Skarby parami

Bardzo lubię skarby, czyli łamigłówkową wersję komputerowego sapera. To klasyka wysokiej próby – wzorcowy, wręcz szkolny przykład wnioskowania dedukcyjnego. Na dłuższą metę oczywiście sztampa, jak każdy rodzaj łamigłówki serwowany w nadmiarze, ale urokliwa i zaraźliwa. Można wpaść w nałóg podobny do tego, który dopadał amatorów sudoku – znam przynajmniej kilka osób, które do dziś z nałogu się nie wyleczyły i w wolnych chwilach „pokątnie” wpisują cyfry w kratki.
Saperowi i skarbom poświęciłem przed trzema laty serię wpisów zaczynającą się tu, ale nadarza się okazja, by do tematu powrócić. Tureccy główkołamacze od roku serwują nową odmianę skarbów, formalnie nieznacznie różniącą się od wersji klasycznej, ale „nieznacznie” robi sporą różnicę w rozwiązywaniu. Sprawia, że wnioskowanie staje się bardziej zawiłe, więc wymaga intensywniejszego ruszania głową.

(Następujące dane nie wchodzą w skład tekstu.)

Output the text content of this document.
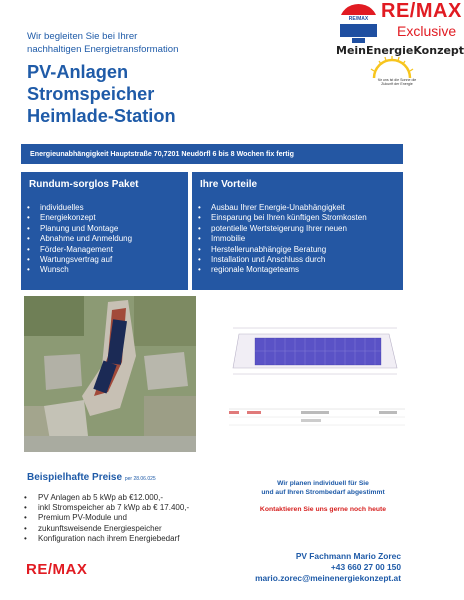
Wir begleiten Sie bei Ihrer
nachhaltigen Energietransformation
PV-Anlagen
Stromspeicher
Heimlade-Station
RE/MAX RE/MAX
Exclusive
MeinEnergieKonzept
für uns ist die Sonne die Zukunft der Energie
Energieunabhängigkeit Hauptstraße 70,7201 Neudörfl 6 bis 8 Wochen fix fertig
Rundum-sorglos Paket
• individuelles
• Energiekonzept
• Planung und Montage
• Abnahme und Anmeldung
• Förder-Management
• Wartungsvertrag auf
• Wunsch
Ihre Vorteile
• Ausbau Ihrer Energie-Unabhängigkeit
• Einsparung bei Ihren künftigen Stromkosten
• potentielle Wertsteigerung Ihrer neuen
• Immobilie
• Herstellerunabhängige Beratung
• Installation und Anschluss durch
• regionale Montageteams
Beispielhafte Preise per 28.06.025
• PV Anlagen ab 5 kWp ab €12.000,-
• inkl Stromspeicher ab 7 kWp ab € 17.400,-
• Premium PV-Module und
• zukunftsweisende Energiespeicher
• Konfiguration nach ihrem Energiebedarf
RE/MAX
Wir planen individuell für Sie
und auf Ihren Strombedarf abgestimmt
Kontaktieren Sie uns gerne noch heute
PV Fachmann Mario Zorec
+43 660 27 00 150
mario.zorec@meinenergiekonzept.at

Zacznę od przypomnienia klasyki:

Cyfra w danym polu oznacza, w ilu sąsiednich kratkach – stykających się z polem z cyfrą bokiem lub rogiem – znajduje się skarb. W polach z cyframi skarbów nie ma. Należy oznaczyć wszystkie skarby (jak w małym przykładzie obok).
Wnioskowanie jest proste i piękne, rozwiązuje się jak po sznurku – szybko i przyjemnie.

Turecka nowość sprowadza się do krótkiego uzupełnienia reguł:
w kratce mogą znajdować się także dwa skarby.
Na przykład, skarby znajdujące się w polach otaczających cyfrę 2, mogą być umieszczone w dwu różnych kratkach lub w jednej. Zatem liczba możliwości ich rozmieszczenia wzrasta, co konkretnie i wyraźnie widać na prostym przykładzie, gdy cyfra jest w rogu diagramu:

Gdy A = 1, to możliwości jest tyle samo w klasyce (K) i nowości (N) – po 3.
Jeśli A = 2, wówczas K = 3, N = 6.
Gdy A = 3, to K = 1, N = 7.
Nietrudno zauważyć, że w związku z tym wnioskowanie dla N staje się bardziej „pokrętne” niż dla K. Zwięźle i obrazowo, choć niezbyt ściśle, można tę różnicę przedstawić tak:
W klasycznej wersji zwykle wnioskujemy:
A lub B; jeśli A to A1, jeśli A1 to A2: nie A2, więc nie A, czyli B.
W dwuskarbowym wariancie przeciętny ciąg wniosków staje się dłuższy i szerszy, czyli np.:
A lub B lub C; jeśli A to A1 lub A2, jeśli A1 to A1’… itd.
Krótko mówiąc, na poszczególnych etapach wnioskowania pojawia się więcej wariantów alternatyw do rozpatrzenia.

To, co napisałem wyżej, mogłoby znaleźć się we wstępie do propedeutyki teorii złożoności zadań logicznych. Warto by przy okazji rozważyć, co by się działo, gdyby pójść krok dalej i turecką regułę sformułować tak: w każdej kratce mogą znajdować się jeden, dwa lub trzy skarby. Właściwie należałoby zapytać, czy to miałoby sens, tzn. czy efektem byłaby jeszcze rozrywka, czy już pokuta, bo wariantów alternatyw pojawiłoby się tak wiele, a ciąg wniosków byłby tak długi i szeroki, że wnioskowanie logiczne zmieniłoby się w metodę prób i błędów.

Wracając do alternatywy „jeden skarb lub dwa”, proponuję zmierzyć się z konkretnym zadaniem:

Mili podawacze rozwiązań proszeni są o wskazanie pól z dubeltowymi skarbami (na przecięciu których wierszy i kolumn są one?); pól do wskazania jest niewiele.

Oba zadania w tym wpisie pochodzą z tureckiego pisma „Akil oyunlari” (Gry logiczne); ich autorem jest Mehmet Murat Sevim.

Komentarze z prawidłowymi rozwiązaniami uwalniane są wieczorem w przeddzień kolejnego wpisu. Wpisy pojawiają się co 3-4 dni.